I don't feel real confident expressing myself except when I'm writing. I feel kind of scatterbrained. I can see everything from both sides and that makes it hard to reach conclusions. Writing enables me to clarify things.
When you write a song, the goal is not to convey the details of your life. You should write a memoir or something if that's what you're going to do.
My dad, who plays guitar and piano and was in cover bands, along with my older brother, Matt, taught me guitar and stuff. I started writing acoustic songs and playing by myself in 7th grade.
I've never conceptualized much of what I write about. Maybe, once I'm onto something, I'll conceptualize a finished record. I want the songs to tie together and make sense together. I'm not like, "Oh, I want to explore this idea." That's just not how the creative process works for me. It's more like something strikes me, or finds me, and then I wrestle with it after that. I don't sit back in my armchair, like, "What kind of philosophy can I explore today?"
The one recurring theme in my writing, and in my life in general, is confusion. The fact that anytime you think you really know something, you're going to find out you're wrong - that is the rule. The moments where you think you have something figured out, those are the exceptions.
I love story songs. It's just, for me, they're harder to write, and sometimes they sound too intended or something.

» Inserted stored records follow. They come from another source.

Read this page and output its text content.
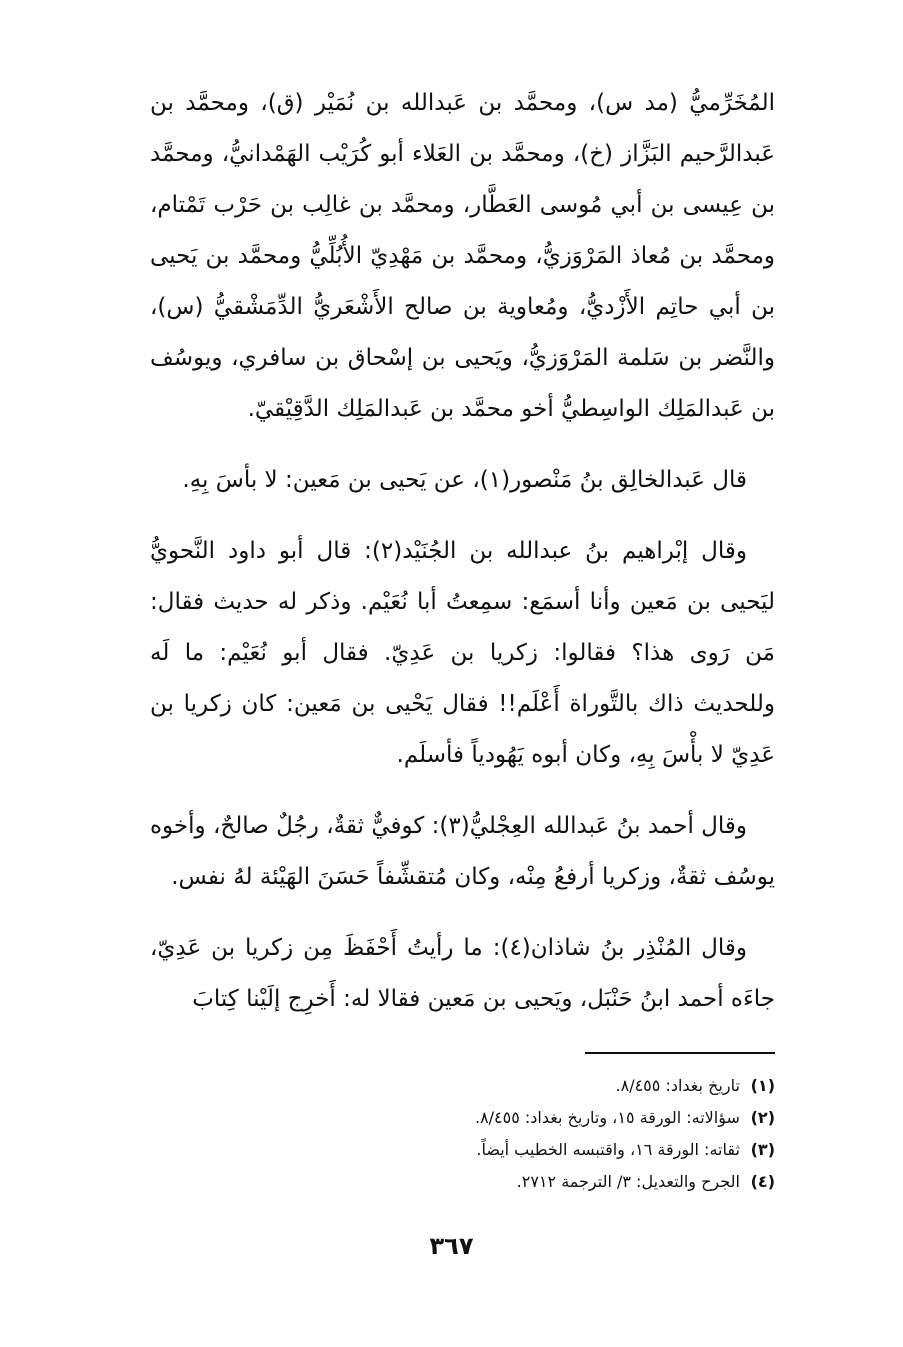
المُخَرِّميُّ (مد س)، ومحمَّد بن عَبدالله بن نُمَيْر (ق)، ومحمَّد بن عَبدالرَّحيم البَزَّاز (خ)، ومحمَّد بن العَلاء أبو كُرَيْب الهَمْدانيُّ، ومحمَّد بن عِيسى بن أبي مُوسى العَطَّار، ومحمَّد بن غالِب بن حَرْب تَمْتام، ومحمَّد بن مُعاذ المَرْوَزيُّ، ومحمَّد بن مَهْدِيّ الأُبُلِّيُّ ومحمَّد بن يَحيى بن أبي حاتِم الأَزْديُّ، ومُعاوية بن صالح الأَشْعَريُّ الدِّمَشْقيُّ (س)، والنَّضر بن سَلمة المَرْوَزيُّ، ويَحيى بن إسْحاق بن سافري، ويوسُف بن عَبدالمَلِك الواسِطيُّ أخو محمَّد بن عَبدالمَلِك الدَّقِيْقيّ.

قال عَبدالخالِق بنُ مَنْصور(١)، عن يَحيى بن مَعين: لا بأسَ بِهِ.

وقال إبْراهيم بنُ عبدالله بن الجُنَيْد(٢): قال أبو داود النَّحويُّ ليَحيى بن مَعين وأنا أسمَع: سمِعتُ أبا نُعَيْم. وذكر له حديث فقال: مَن رَوى هذا؟ فقالوا: زكريا بن عَدِيّ. فقال أبو نُعَيْم: ما لَه وللحديث ذاك بالتَّوراة أَعْلَم!! فقال يَحْيى بن مَعين: كان زكريا بن عَدِيّ لا بأْسَ بِهِ، وكان أبوه يَهُودياً فأسلَم.

وقال أحمد بنُ عَبدالله العِجْليُّ(٣): كوفيٌّ ثقةٌ، رجُلٌ صالحٌ، وأخوه يوسُف ثقةٌ، وزكريا أرفعُ مِنْه، وكان مُتقشِّفاً حَسَنَ الهَيْئة لهُ نفس.

وقال المُنْذِر بنُ شاذان(٤): ما رأيتُ أَحْفَظَ مِن زكريا بن عَدِيّ، جاءَه أحمد ابنُ حَنْبَل، ويَحيى بن مَعين فقالا له: أَخرِج إلَيْنا كِتابَ

(١) تاريخ بغداد: ٨/٤٥٥.

(٢) سؤالاته: الورقة ١٥، وتاريخ بغداد: ٨/٤٥٥.

(٣) ثقاته: الورقة ١٦، واقتبسه الخطيب أيضاً.

(٤) الجرح والتعديل: ٣/ الترجمة ٢٧١٢.

٣٦٧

To outsiders it probably seems like splitting hairs, but to me, Bright Eyes is a simply the collaboration between myself and Mike Mogis and Nate Walcott. What you hear is definitely the sum of all our ideas and represents all three of us. But I still write the songs myself.
When I try to explain to people the big influences in my life, or at least when I first started, the most important ones were my friends who were also writing songs and were typically four or five years older than me.
It's in vogue to have a cause and give money in charity. But to actually speak up and say something like, I'm pissed about this" - that doesn't seem to be very popular unless you're writing a blog or tweeting.
My feeling is that I think writers in general tend to be self-conscious and it takes a bit of a leap of faith or just not giving a sh-t to write something you know people are going to criticize.